Поэт — до сборника «Марш людоедов» были книги стихов «Сферы дополнительного наблюдения» (М., 1996), «Кузнечик» (М., «АРГО-РИСК», 1997), «Добро» (М., «Автохтон», 2002), «Сегодня, нет, вчера» (М., «АРГО-РИСК», 2006). Стихи из пятой книги публиковались в журналах «Новый мир» (2009, № 2), «Воздух», на сайте «Полутона».
Литературный критик, автор множества рецензий и статей — с некоторыми можно ознакомиться по книге «Контексты и мифы» (М., «Арт Хаус медиа», 2010), — отмеченный в 2009 году премией «ЛитературРентген» в номинации «Фиксаж» и специальным дипломом журнала «Новый мир».
Прозаик — быть может, в настоящий момент эта ипостась уже видится отступившей на второй план по сравнению с поэтической и критической активностью автора, однако напомню, что Давыдов — дипломант фестиваля малой прозы (1998), премию «Дебют» получил в номинации «Малая проза» за книгу «Опыты бессердечия», а прозаический текст «Учитель» по-прежнему является «визитной карточкой» Давыдова на сайтах «Новая литературная карта России» и «Вавилон».

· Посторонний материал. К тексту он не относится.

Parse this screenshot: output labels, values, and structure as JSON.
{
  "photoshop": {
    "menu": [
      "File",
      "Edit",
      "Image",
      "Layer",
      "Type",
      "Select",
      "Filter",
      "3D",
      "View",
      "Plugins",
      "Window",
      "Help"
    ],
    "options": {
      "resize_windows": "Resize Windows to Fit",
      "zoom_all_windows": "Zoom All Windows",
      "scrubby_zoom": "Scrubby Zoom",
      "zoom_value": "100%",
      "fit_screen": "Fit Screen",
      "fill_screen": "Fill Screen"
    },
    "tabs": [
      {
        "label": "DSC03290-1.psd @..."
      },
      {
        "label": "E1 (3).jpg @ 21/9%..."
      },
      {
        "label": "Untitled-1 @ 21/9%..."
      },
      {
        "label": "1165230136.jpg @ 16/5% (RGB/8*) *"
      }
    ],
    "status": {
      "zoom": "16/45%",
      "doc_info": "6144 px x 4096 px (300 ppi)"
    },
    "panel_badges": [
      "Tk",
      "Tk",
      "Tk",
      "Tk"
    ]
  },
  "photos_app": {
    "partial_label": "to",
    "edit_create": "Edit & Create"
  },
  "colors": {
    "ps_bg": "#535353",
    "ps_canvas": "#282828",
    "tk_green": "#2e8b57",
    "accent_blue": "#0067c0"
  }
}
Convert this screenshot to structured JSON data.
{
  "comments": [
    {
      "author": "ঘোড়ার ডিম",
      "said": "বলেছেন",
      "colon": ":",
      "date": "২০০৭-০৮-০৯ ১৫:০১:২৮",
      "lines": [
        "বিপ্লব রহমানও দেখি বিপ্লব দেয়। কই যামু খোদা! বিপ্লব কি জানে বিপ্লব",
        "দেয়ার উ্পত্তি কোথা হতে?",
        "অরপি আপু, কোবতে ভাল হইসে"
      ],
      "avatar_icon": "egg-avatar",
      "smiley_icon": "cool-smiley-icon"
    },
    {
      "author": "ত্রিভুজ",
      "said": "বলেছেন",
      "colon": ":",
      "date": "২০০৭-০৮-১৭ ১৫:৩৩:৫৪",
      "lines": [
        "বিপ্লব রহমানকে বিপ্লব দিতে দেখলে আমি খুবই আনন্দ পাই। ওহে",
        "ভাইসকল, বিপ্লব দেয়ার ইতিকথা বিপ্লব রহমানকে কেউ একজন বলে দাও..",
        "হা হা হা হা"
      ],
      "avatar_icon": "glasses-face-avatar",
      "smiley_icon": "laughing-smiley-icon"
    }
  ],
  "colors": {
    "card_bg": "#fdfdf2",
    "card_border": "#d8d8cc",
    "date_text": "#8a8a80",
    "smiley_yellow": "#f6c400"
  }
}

Редактор, в послужном списке которого соредакторская работа в альманахе «Окрестности» (№ 1—3), журнале «Шестая Колонна» (№ 1), в вестнике молодой литературы «Вавилон» (№ 7—10), альманахе «Абзац» (№ 2—5), сетевом литературном журнале TextOnly, составление поэтических антологий премии «Дебют» и антологии «Девять измерений» (2004), ведение рубрики «Состав воздуха (Хроника поэтического книгоиздания под редакцией Данилы Давыдова)» в журнале «Воздух».
Литературовед, кандидат филологических наук, специалист по наивной и примитивистской поэзии.
Наконец, Данила Давыдов — человек, опосредованно и непосредственно, то есть через тексты (в том числе критические работы) и личное общение, повлиявший на многих авторов младшего поколения. Едва ли будет ошибкой сказать, что поколение 20-летних — речь прежде всего о молодых критиках и поэтах (и если о критиках, то о критиках журнала «Новое литературное обозрение», портала OpenSpace и журнала «Воздух») — было бы иным, если бы героя этой рецензии не существовало, хотя сам Давыдов в интервью Андрею Пермякову отмечал заметные отличия поколения 20-летних от своего поколения [1] .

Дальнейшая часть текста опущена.